About a year ago, I wrote a piece that I entered in the Commonwealth Short Story competition, which carried a first prize of more than R100,000.
For a poor guy like me, that was a lot of kroon….
To be honest, I didn’t expect to win – and I didn’t.
In fact, I ran a knorp (as they used to say in the townships) of monumental proportions. But I enjoyed exercising my over-fertile imagination to write the story.
I called my ‘Great Work’ ‘The Queen of Dorchester Road’.
Most of its 4,600 words were set in a Walmer Estate type of area of Woodstock. It revolved around a family run by a matriarch called Aunty Dot, and her two daughters. The eldest one, Vaheeda (formerly Veronica) had married a taxi-owner named Ierfaan, while the younger one, Angeline, had hitched up with a Brit named Neville.
“ANGELINE GIVES THE BARMAN, BILLY’S SON, PAULIE, A BROAD SMILE AND ‘ANOTHER DRINK’ NOD. THEN, SHE ASKS, HOPEFULLY: ‘HEY, V, ARE YOU GOING TO BE VAHEEDA OR VERONICA TONIGHT?’
There were also two brothers – Richard, who I mentioned just once in the story, and Mario, also known as Whitey, who left home several years before to become a ‘half-naartjie’ white in Rugby, a suburb north of Cape Town.

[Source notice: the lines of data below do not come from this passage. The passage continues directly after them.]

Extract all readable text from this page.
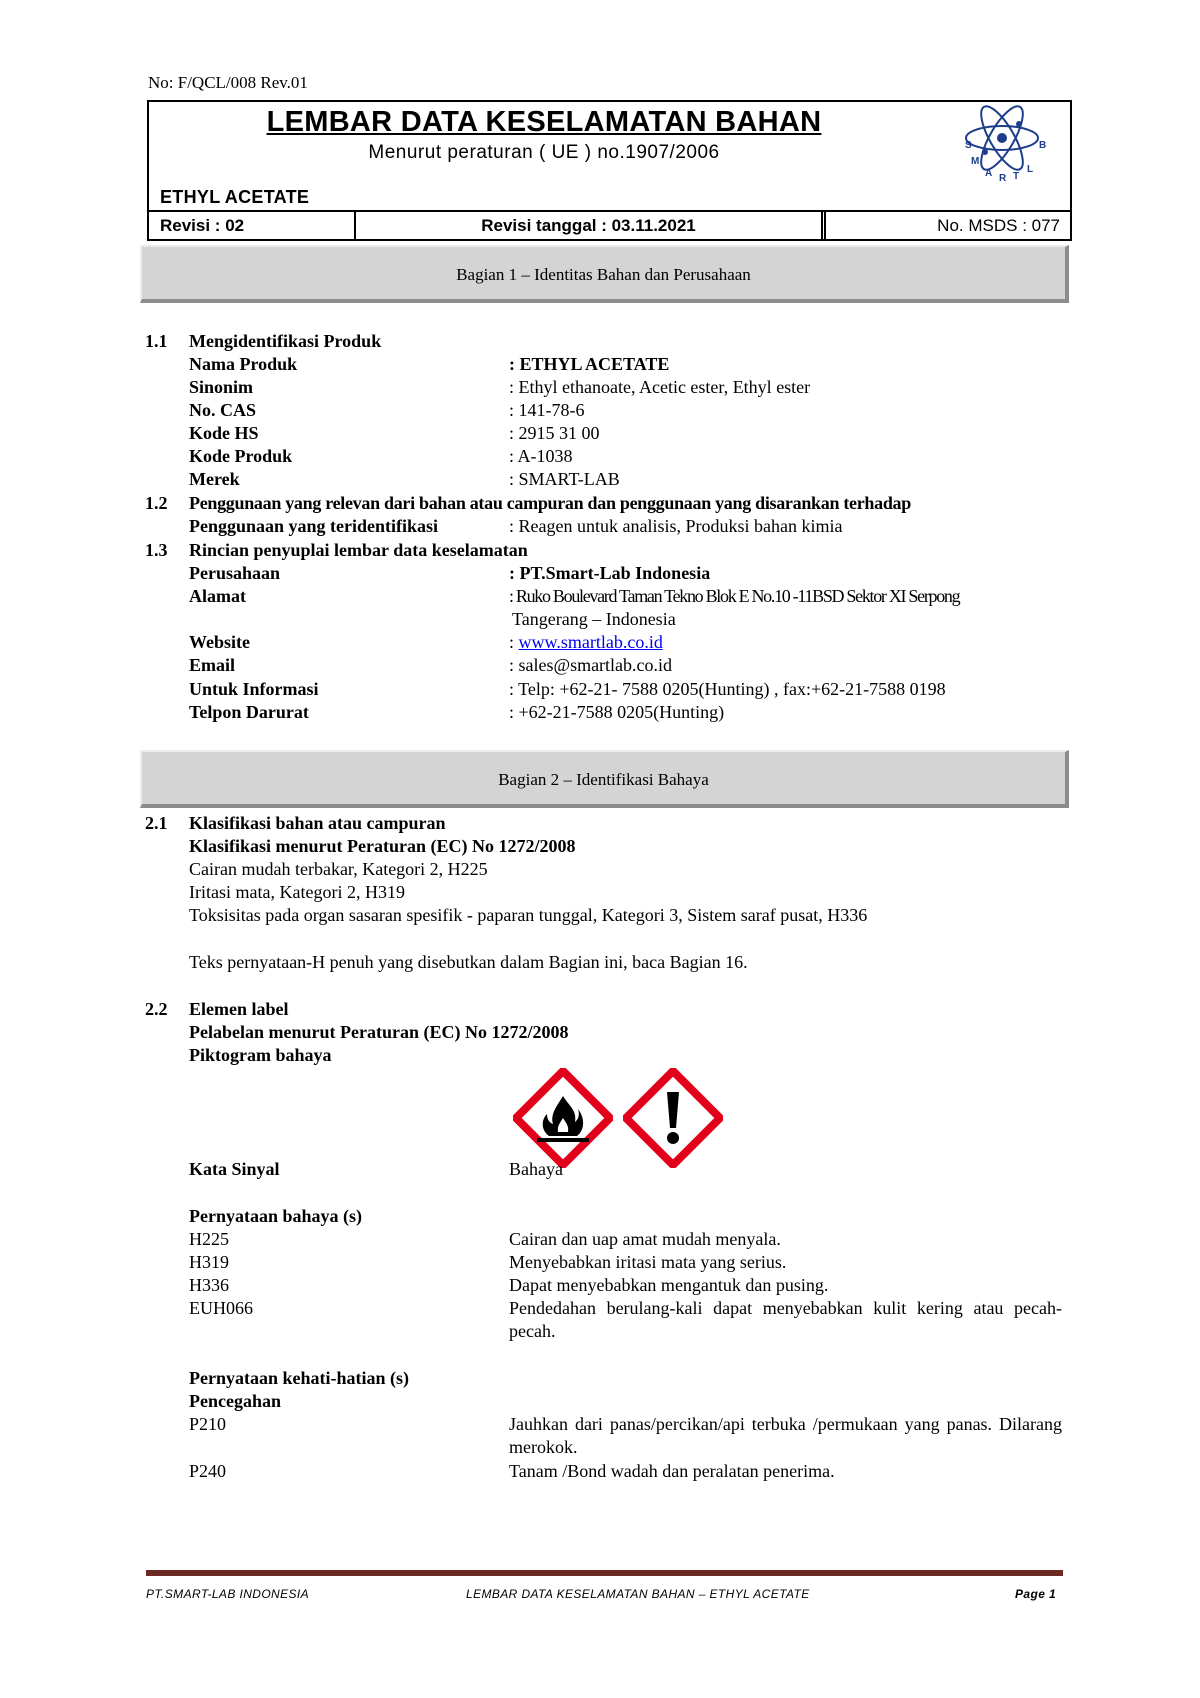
No: F/QCL/008 Rev.01
LEMBAR DATA KESELAMATAN BAHAN
Menurut peraturan ( UE ) no.1907/2006
ETHYL ACETATE
S
M
A R T
L
B
Revisi : 02	Revisi tanggal : 03.11.2021	No. MSDS : 077
Bagian 1 – Identitas Bahan dan Perusahaan
1.1 Mengidentifikasi Produk
Nama Produk	: ETHYL ACETATE
Sinonim	: Ethyl ethanoate, Acetic ester, Ethyl ester
No. CAS	: 141-78-6
Kode HS	: 2915 31 00
Kode Produk	: A-1038
Merek	: SMART-LAB
1.2 Penggunaan yang relevan dari bahan atau campuran dan penggunaan yang disarankan terhadap
Penggunaan yang teridentifikasi	: Reagen untuk analisis, Produksi bahan kimia
1.3 Rincian penyuplai lembar data keselamatan
Perusahaan	: PT.Smart-Lab Indonesia
Alamat	: Ruko Boulevard Taman Tekno Blok E No.10 -11BSD Sektor XI Serpong
Tangerang – Indonesia
Website	: www.smartlab.co.id
Email	: sales@smartlab.co.id
Untuk Informasi	: Telp: +62-21- 7588 0205(Hunting) , fax:+62-21-7588 0198
Telpon Darurat	: +62-21-7588 0205(Hunting)
Bagian 2 – Identifikasi Bahaya
2.1 Klasifikasi bahan atau campuran
Klasifikasi menurut Peraturan (EC) No 1272/2008
Cairan mudah terbakar, Kategori 2, H225
Iritasi mata, Kategori 2, H319
Toksisitas pada organ sasaran spesifik - paparan tunggal, Kategori 3, Sistem saraf pusat, H336
Teks pernyataan-H penuh yang disebutkan dalam Bagian ini, baca Bagian 16.
2.2 Elemen label
Pelabelan menurut Peraturan (EC) No 1272/2008
Piktogram bahaya
Kata Sinyal	Bahaya
Pernyataan bahaya (s)
H225	Cairan dan uap amat mudah menyala.
H319	Menyebabkan iritasi mata yang serius.
H336	Dapat menyebabkan mengantuk dan pusing.
EUH066	Pendedahan berulang-kali dapat menyebabkan kulit kering atau pecah-pecah.
Pernyataan kehati-hatian (s)
Pencegahan
P210	Jauhkan dari panas/percikan/api terbuka /permukaan yang panas. Dilarang merokok.
P240	Tanam /Bond wadah dan peralatan penerima.
PT.SMART-LAB INDONESIA	LEMBAR DATA KESELAMATAN BAHAN – ETHYL ACETATE	Page 1
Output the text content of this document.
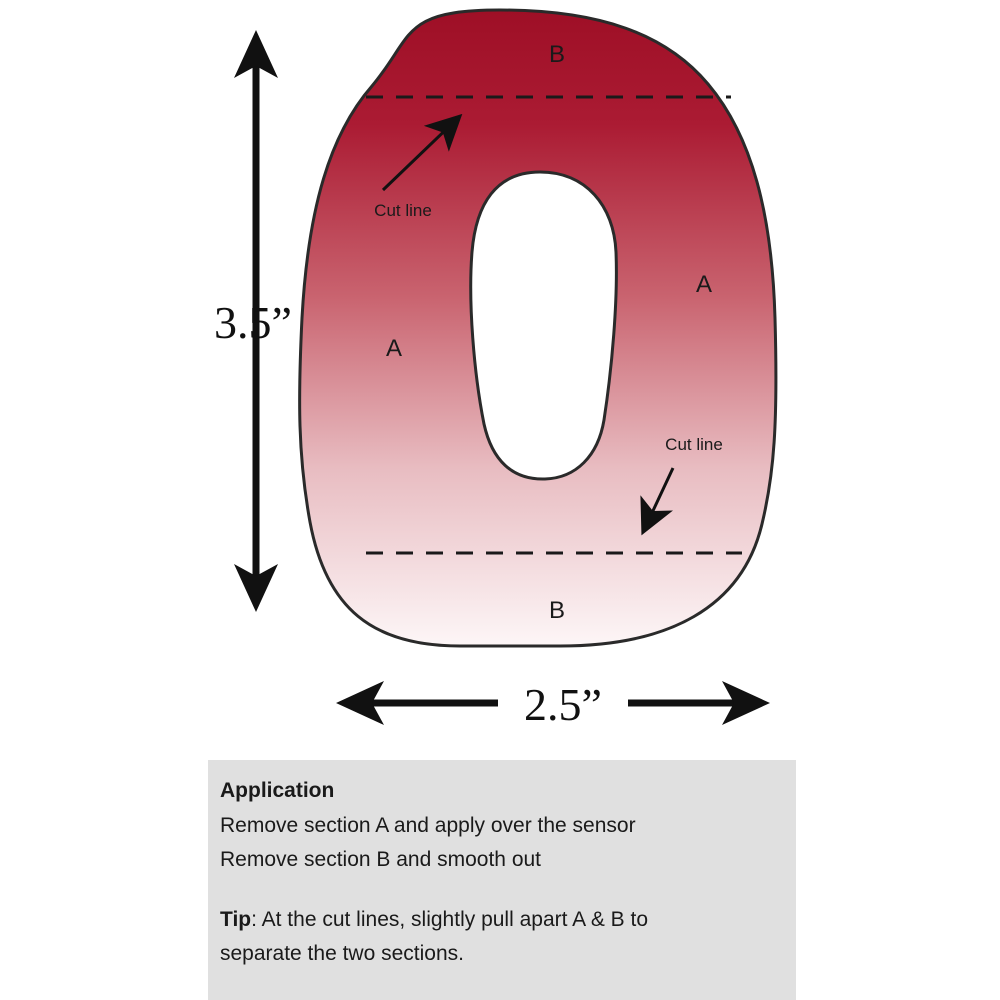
3.5”
2.5”
B
B
A
A
Cut line
Cut line
Application
Remove section A and apply over the sensor
Remove section B and smooth out
Tip: At the cut lines, slightly pull apart A & B to
separate the two sections.
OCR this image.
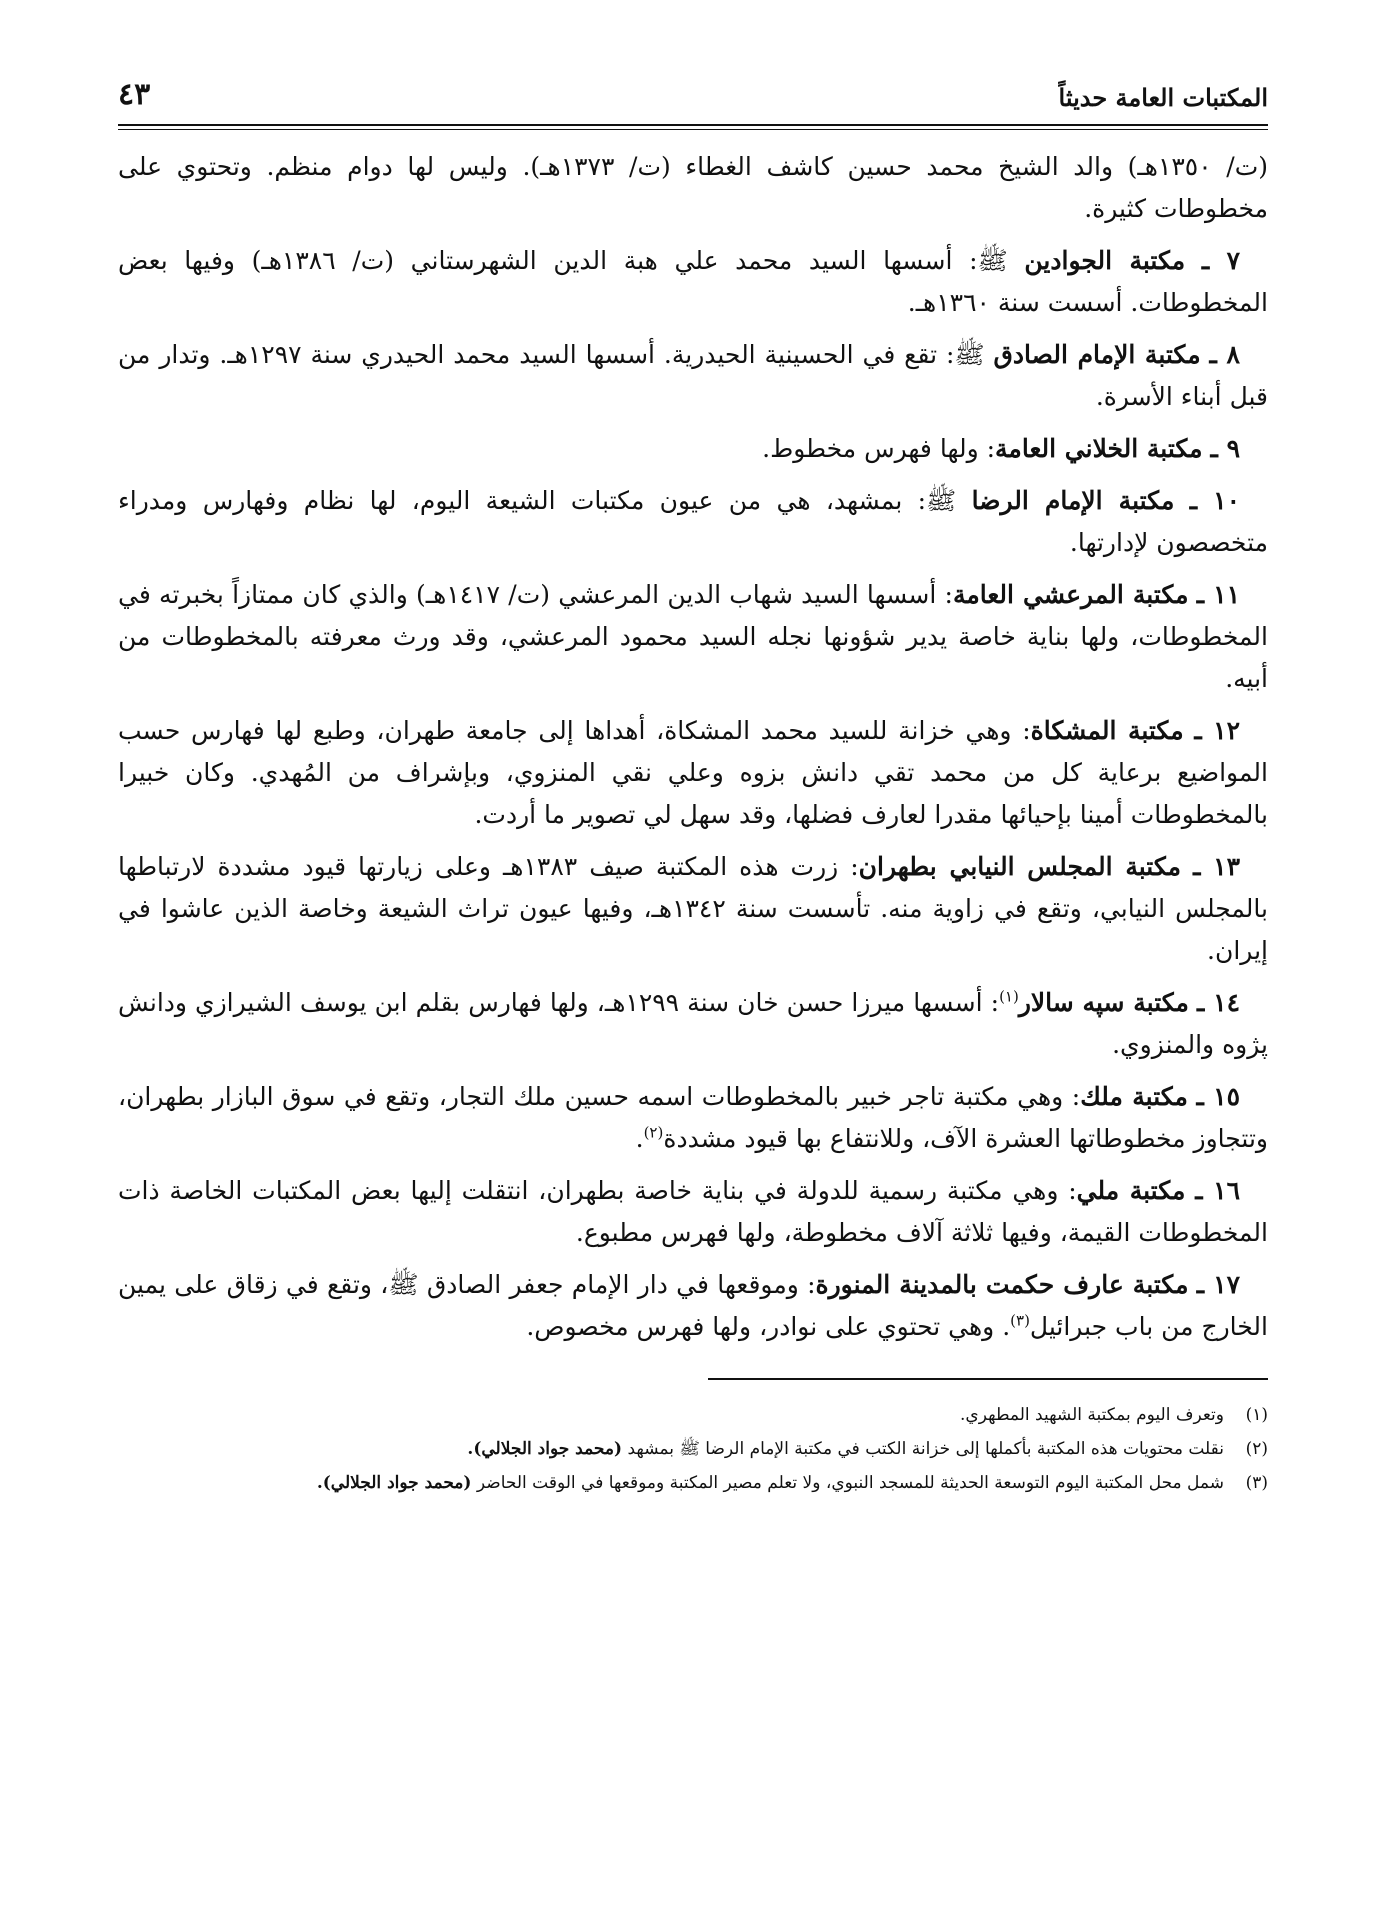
المكتبات العامة حديثاً
٤٣

(ت/ ١٣٥٠هـ) والد الشيخ محمد حسين كاشف الغطاء (ت/ ١٣٧٣هـ). وليس لها دوام منظم. وتحتوي على مخطوطات كثيرة.

٧ ـ مكتبة الجوادين ﷺ: أسسها السيد محمد علي هبة الدين الشهرستاني (ت/ ١٣٨٦هـ) وفيها بعض المخطوطات. أسست سنة ١٣٦٠هـ.

٨ ـ مكتبة الإمام الصادق ﷺ: تقع في الحسينية الحيدرية. أسسها السيد محمد الحيدري سنة ١٢٩٧هـ. وتدار من قبل أبناء الأسرة.

٩ ـ مكتبة الخلاني العامة: ولها فهرس مخطوط.

١٠ ـ مكتبة الإمام الرضا ﷺ: بمشهد، هي من عيون مكتبات الشيعة اليوم، لها نظام وفهارس ومدراء متخصصون لإدارتها.

١١ ـ مكتبة المرعشي العامة: أسسها السيد شهاب الدين المرعشي (ت/ ١٤١٧هـ) والذي كان ممتازاً بخبرته في المخطوطات، ولها بناية خاصة يدير شؤونها نجله السيد محمود المرعشي، وقد ورث معرفته بالمخطوطات من أبيه.

١٢ ـ مكتبة المشكاة: وهي خزانة للسيد محمد المشكاة، أهداها إلى جامعة طهران، وطبع لها فهارس حسب المواضيع برعاية كل من محمد تقي دانش بزوه وعلي نقي المنزوي، وبإشراف من المُهدي. وكان خبيرا بالمخطوطات أمينا بإحيائها مقدرا لعارف فضلها، وقد سهل لي تصوير ما أردت.

١٣ ـ مكتبة المجلس النيابي بطهران: زرت هذه المكتبة صيف ١٣٨٣هـ وعلى زيارتها قيود مشددة لارتباطها بالمجلس النيابي، وتقع في زاوية منه. تأسست سنة ١٣٤٢هـ، وفيها عيون تراث الشيعة وخاصة الذين عاشوا في إيران.

١٤ ـ مكتبة سپه سالار$^{(١)}$: أسسها ميرزا حسن خان سنة ١٢٩٩هـ، ولها فهارس بقلم ابن يوسف الشيرازي ودانش پژوه والمنزوي.

١٥ ـ مكتبة ملك: وهي مكتبة تاجر خبير بالمخطوطات اسمه حسين ملك التجار، وتقع في سوق البازار بطهران، وتتجاوز مخطوطاتها العشرة الآف، وللانتفاع بها قيود مشددة$^{(٢)}$.

١٦ ـ مكتبة ملي: وهي مكتبة رسمية للدولة في بناية خاصة بطهران، انتقلت إليها بعض المكتبات الخاصة ذات المخطوطات القيمة، وفيها ثلاثة آلاف مخطوطة، ولها فهرس مطبوع.

١٧ ـ مكتبة عارف حكمت بالمدينة المنورة: وموقعها في دار الإمام جعفر الصادق ﷺ، وتقع في زقاق على يمين الخارج من باب جبرائيل$^{(٣)}$. وهي تحتوي على نوادر، ولها فهرس مخصوص.

(١)
وتعرف اليوم بمكتبة الشهيد المطهري.
(٢)
نقلت محتويات هذه المكتبة بأكملها إلى خزانة الكتب في مكتبة الإمام الرضا ﷺ بمشهد (محمد جواد الجلالي).
(٣)
شمل محل المكتبة اليوم التوسعة الحديثة للمسجد النبوي، ولا تعلم مصير المكتبة وموقعها في الوقت الحاضر (محمد جواد الجلالي).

I set the story in Aunty Dot’s yard, in which pride of place was the Dorchester Road Street sign (and pole) which the old man of the house had cut off in the street outside with an angle-grinder during the protests of 1985.
I included a lot of interplay between Aunty Dot, a devout monarchist, who ordered everyone to sing ‘God Save the Queen’ before they drank their tea out of her Charles and Di tea set, and Ierfaan, the ‘family politician’, who insisted on telling Neville how the family’s fortunes had changed after the collapse of apartheid.
‘SHHH,’ VAHEEDA WHISPERS TO IERFAAN, ‘HERE’S MA DOT AND EMILY WITH THE TEA. OOOH YITTE, HERE’S TROUBLE, DARLING. SHE’S BROUGHT OUT HER CHARLES AND DI TEA SET.’
Ierfaan loved telling the part of how rop Mario had been in that shortly after he became a half-naartjie, the railways (a prime source of sheltered employment for poor whites) had collapsed. He cackled triumphantly when he told Neville and Angeline about how the people Mario had left behind in Dorchester Road had started reaping the rewards of black economic empowerment.
‘IT WAS SO FUNNY,’ IERFAAN EXPLAINS. THE NEW DEMOCRATIC GOVERNMENT INTRODUCED A LAW CALLED BLACK ECONOMIC EMPOWERMENT, OR BEE. THE RESULT WAS HILARIOUS – TO ME, ANYWAYS. MANY PEOPLE WHO HAD PASSED THE PENCIL TEST, WHO HAD SUCCESSFULLY RECLASSIFIED THEMSELVES AS WHITE TO BECOME TRAIN CONDUCTORS AND BUS DRIVERS, TRIED TO BECOME COLOURED AGAIN WHEN THEY FOUND THEMSELVES WITHOUT JOBS.’
The story reached a climax when the family saw Mario begging in the street, holding a ‘Please Help – I’m Unemployed’ message written in black khoki on a piece of cardboard, close to ‘His People’ Church in N1 City.
It resulted in a moerste altercation between Aunty Dot and her Prodigal Son among the Clivias in the centre of the road.
‘MA WAS IN THIS GUY’S FACE, ADDRESSING HIM AS MARIO. HE LOOKED AT HER BUT SAID NOTHING. SHE SHOUTED: ‘MARIO, I KNOW IT’S YOU. LOOK AT ME, MARIO.’
Eventually, they forced him into their taxi and brought him back to Dorchester Road, where the neighbours immediately recognised him and, in typical clora style, said: ‘Aai, yitte, daai’s mos Whitey. Kyk hoe verniel is hy.’
Mario was less than cooperative, insisting on being called Richard (he still blamed Aunty Dot for giving him a coloured name). Although he was given a bed to sleep in, he disappeared during the night, with “certain items” that did not belong to him, including a Tupperware bakkie filled with snoek kuite.’
‘THAT GUY CAUSED CRAP IN THIS HOUSE. HE TOOK WITH HIM MOGAMAD-ZANE’S CRICKET BAG, LEAVING BEHIND THE BAT, THE BOOTS AND HIS OWN CARDBOARD CASE, BUT STEALING THE JERSEY, MY LIVERPOOL TOP, AND A TUPPERWARE BAKKIE FULL OF SNOEK KUITE.’